Fot. Franciszek Mazur / Agencja Gazeta
Jeżeli okaże się, że leczenie jest rzeczywiście niezbędne dla ratowania życia i zdrowia pacjenta, minister będzie mógł wyrazić zgodę na pokrycie kosztów danej technologii właśnie w ramach ratunkowego funduszu. Wydatki będą pokrywane z budżetu. W resorcie trwają właśnie rozmowy na temat jego wysokości. Według wstępnych szacunków ministerstwo będzie mogło przeznaczyć na ten cel od 5 do maksymalnie 10 mln zł w pierwszych 12 miesiącach funkcjonowania.

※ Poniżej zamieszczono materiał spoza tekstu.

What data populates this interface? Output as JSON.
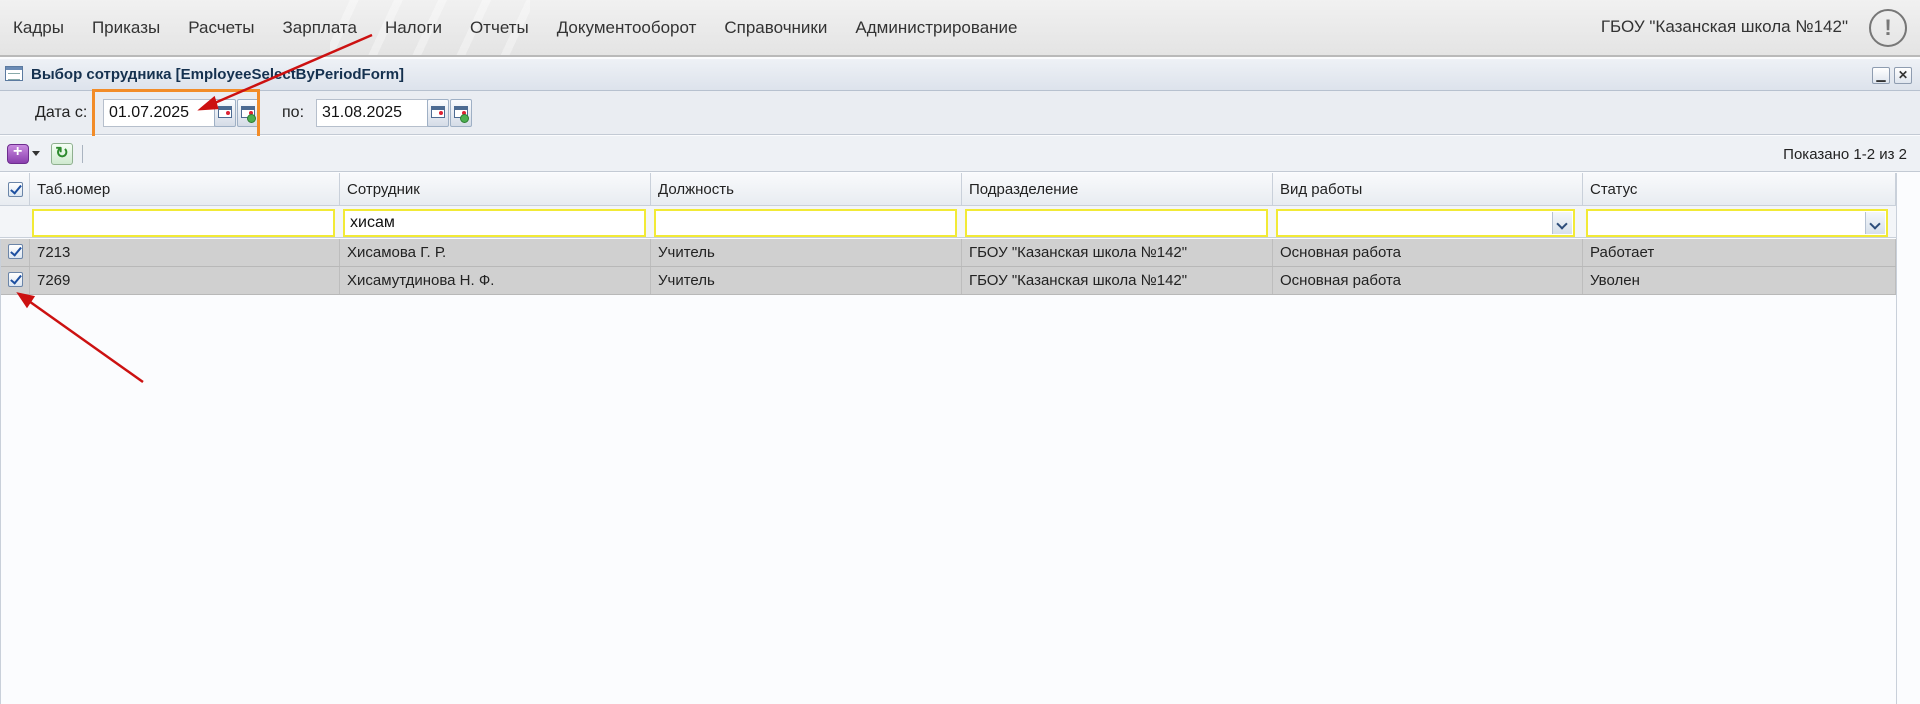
{
  "menu": {
    "items": [
      "Кадры",
      "Приказы",
      "Расчеты",
      "Зарплата",
      "Налоги",
      "Отчеты",
      "Документооборот",
      "Справочники",
      "Администрирование"
    ],
    "organization": "ГБОУ \"Казанская школа №142\"",
    "alert_glyph": "!"
  },
  "window": {
    "title": "Выбор сотрудника [EmployeeSelectByPeriodForm]",
    "minimize_glyph": "▁",
    "close_glyph": "✕"
  },
  "date_filter": {
    "from_label": "Дата с:",
    "from_value": "01.07.2025",
    "to_label": "по:",
    "to_value": "31.08.2025"
  },
  "toolbar": {
    "shown_text": "Показано 1-2 из 2",
    "refresh_glyph": "↻"
  },
  "grid": {
    "columns": [
      "Таб.номер",
      "Сотрудник",
      "Должность",
      "Подразделение",
      "Вид работы",
      "Статус"
    ],
    "filters": [
      "",
      "хисам",
      "",
      "",
      "",
      ""
    ],
    "rows": [
      {
        "checked": true,
        "cells": [
          "7213",
          "Хисамова Г. Р.",
          "Учитель",
          "ГБОУ \"Казанская школа №142\"",
          "Основная работа",
          "Работает"
        ]
      },
      {
        "checked": true,
        "cells": [
          "7269",
          "Хисамутдинова Н. Ф.",
          "Учитель",
          "ГБОУ \"Казанская школа №142\"",
          "Основная работа",
          "Уволен"
        ]
      }
    ]
  },
  "colors": {
    "highlight": "#f28c28",
    "annotation_arrow": "#cc1111",
    "filter_border": "#f2ea36",
    "row_bg": "#d0d0d0"
  }
}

– Wydaje się, że budżet funduszu dla zapewnienia finansowania niezbędnych procedur powinien początkowo wynosić kilkadziesiąt milionów złotych rocznie – uważa Jerzy Gryglewicz z Instytutu Ochrony Zdrowia Uczelni Łazarskiego. I dodaje, że trzeba by wprowadzić transparentne zasady zapobiegające uznaniowości i nadużyciom przy dysponowaniu tymi pieniędzmi. – Fundusz mógłby być skierowany przede wszystkim do pacjentów z chorobami rzadkimi, ponieważ ze względu na niewielką liczbę takich pacjentów w Polsce zagraniczni producenci leków nie są zainteresowani złożeniem wniosku o refundację leku w naszym kraju – mówi.